Many diseases are influenced by weather conditions or display strong seasonality, suggestive of a possible climatic contribution. Projections of future climate change have, therefore, compelled health scientists to re-examine weather/disease relationships. There are three projected physical consequences of climate change: temperature rise, sea level rise, and extremes in the hydrologic cycle. This century, the Earth has warmed by about 0.5 degrees centigrade, and the mid-range estimates of future temperature change and sea level rise are 2.0 degrees centigrade and 49 centimeters, respectively, by the year 2100. Extreme weather variability associated with climate change may especially add an important new stress to developing nations that are already vulnerable as a result of environmental degradation, resource depletion, overpopulation, or location (e.g. low-lying coastal deltas). The regional impacts of climate change will vary widely depending on existing population vulnerability. Health outcomes of climate change can be grouped into those of: (a) direct physical consequences, e.g. heat mortality or drowning; (b) physical/chemical sequelae, e.g. atmospheric transport and formation of air pollutants; (c) physical/biological consequences, e.g. response of vector- and waterborne diseases, and food production; and (d) sociodemographic impacts, e.g. climate or environmentally induced migration or population dislocation. Better understanding of the linkages between climate variability as a determinant of disease will be important, among other key factors, in constructing predictive models to guide public health prevention.

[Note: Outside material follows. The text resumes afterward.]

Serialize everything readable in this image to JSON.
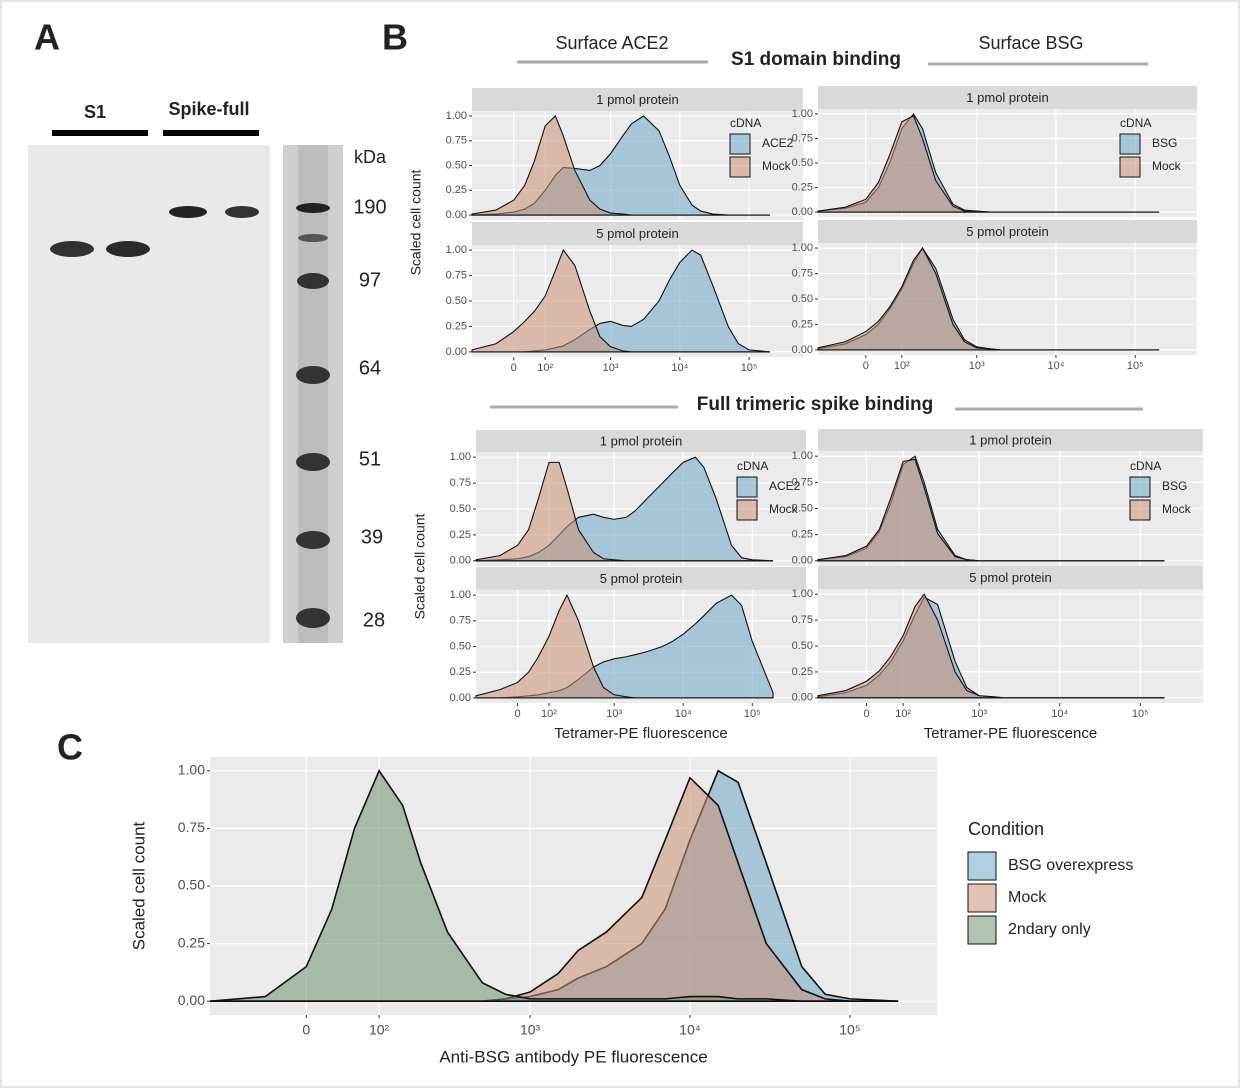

Effects of environmental change on emerging parasitic diseases

Ecological disturbances exert an influence on the emergence and proliferation of malaria and zoonotic parasitic diseases, including, Leishmaniasis, cryptosporidiosis, giardiasis, trypanosomiasis, schistosomiasis, filariasis, onchocerciasis, and loiasis. Each environmental change, whether occurring as a natural phenomenon or through human intervention, changes the ecological balance and context within which disease hosts or vectors and parasites breed, develop, and transmit disease. Each species occupies a particular ecological niche and vector species sub-populations are distinct behaviourally and genetically as they adapt to man-made environments. Most zoonotic parasites display three distinct life cycles: sylvatic, zoonotic, and anthroponotic. In adapting to changed environmental conditions, including reduced non-human population and increased human population, some vectors display conversion from a primarily zoophyllic to primarily anthrophyllic orientation. Deforestation and ensuing changes in landuse, human settlement, commercial development, road construction, water control systems (dams, canals, irrigation systems, reservoirs), and climate, singly, and in combination have been accompanied by global increases in morbidity and mortality from emergent parasitic disease. The replacement of forests with crop farming, ranching, and raising small animals can create supportive habitats for parasites and their host vectors. When the land use of deforested areas changes, the pattern of human settlement is altered and habitat fragmentation may provide opportunities for exchange and transmission of parasites to the heretofore uninfected humans. Construction of water control projects can lead to shifts in such vector populations as snails and mosquitoes and their parasites. Construction of roads in previously inaccessible forested areas can lead to erosion, and stagnant ponds by blocking the flow of streams when the water rises during the rainy season. The combined effects of environmentally detrimental changes in local land use and alterations in global climate disrupt the natural ecosystem and can increase the risk of transmission of parasitic diseases to the human population.